I've been subsribed to bug #723487 (https://bugzilla.mozilla.org/show_bug.cgi?id=723487) for a year and a half, and I identified a problem in the way mozilla's site deliv… (funda kabanzi)
I've been subsribed to bug #723487 (https://bugzilla.mozilla.org/show_bug.cgi?id=723487) for a year and a half, and I identified a problem in the way mozilla's site delivers the linux version of firefox almost a year and a half ago, but for reasons unknown to me, no one bothered to address this problem.
Other, properly built web sites that deliver binary software packages for linux, can successfully recognise if the user downloading firefox is using a 32bit or 64bit Linux distribution, and offer the appropriate version. Try www.libreoffice.org if you think that my claims are false.
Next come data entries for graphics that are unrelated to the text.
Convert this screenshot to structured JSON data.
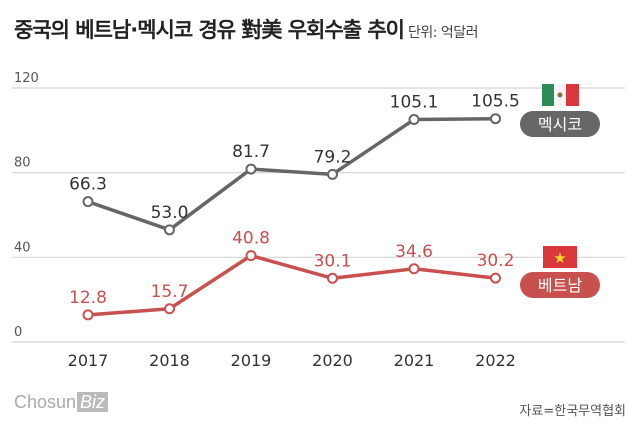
{
  "title": "중국의 베트남·멕시코 경유 對美 우회수출 추이",
  "unit": "단위: 억달러",
  "source": "자료=한국무역협회",
  "logo": "ChosunBiz",
  "chart_data": {
    "type": "line",
    "categories": [
      "2017",
      "2018",
      "2019",
      "2020",
      "2021",
      "2022"
    ],
    "ylim": [
      0,
      120
    ],
    "yticks": [
      0,
      40,
      80,
      120
    ],
    "grid": true,
    "series": [
      {
        "name": "멕시코",
        "color": "#666666",
        "flag": "mexico-flag",
        "values": [
          66.3,
          53.0,
          81.7,
          79.2,
          105.1,
          105.5
        ]
      },
      {
        "name": "베트남",
        "color": "#c8504f",
        "flag": "vietnam-flag",
        "values": [
          12.8,
          15.7,
          40.8,
          30.1,
          34.6,
          30.2
        ]
      }
    ]
  }
}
But this somehow doesn't work with mozillas website, the website recognizes that the user's operating system is Linux, but doesn't try to figure out if it's a 32bit or 64bit linux, so the users end up with 32bit builds of firefox by default, which then don't work on their 64bit sytems.
The problem is even more intensified due to the rather stupid naming convention used by mozilla - both the 32 and the 64 bit versions are simply named identicaly - for instance firefox-29.0b6.tar.bz2 for the 29 beta 6 version. Other sane software producers (libreoffice, nvidia, qt-project) names their binary packages with different names (eg. the "x86" string is used for the 32bit version, "x64" for the 64bit version) so that the users don't end up trying to use (unsucsesfully; getting a cryptic error message) the wrong version. But in mozilla's case we end up with a lot of confused users filing bug reports, like the bug I mentioned above.
So to rephrase my question - is someone willing to do something about this (the QA Mentor who commented in bug #723487 has so far proven to be completely useless)?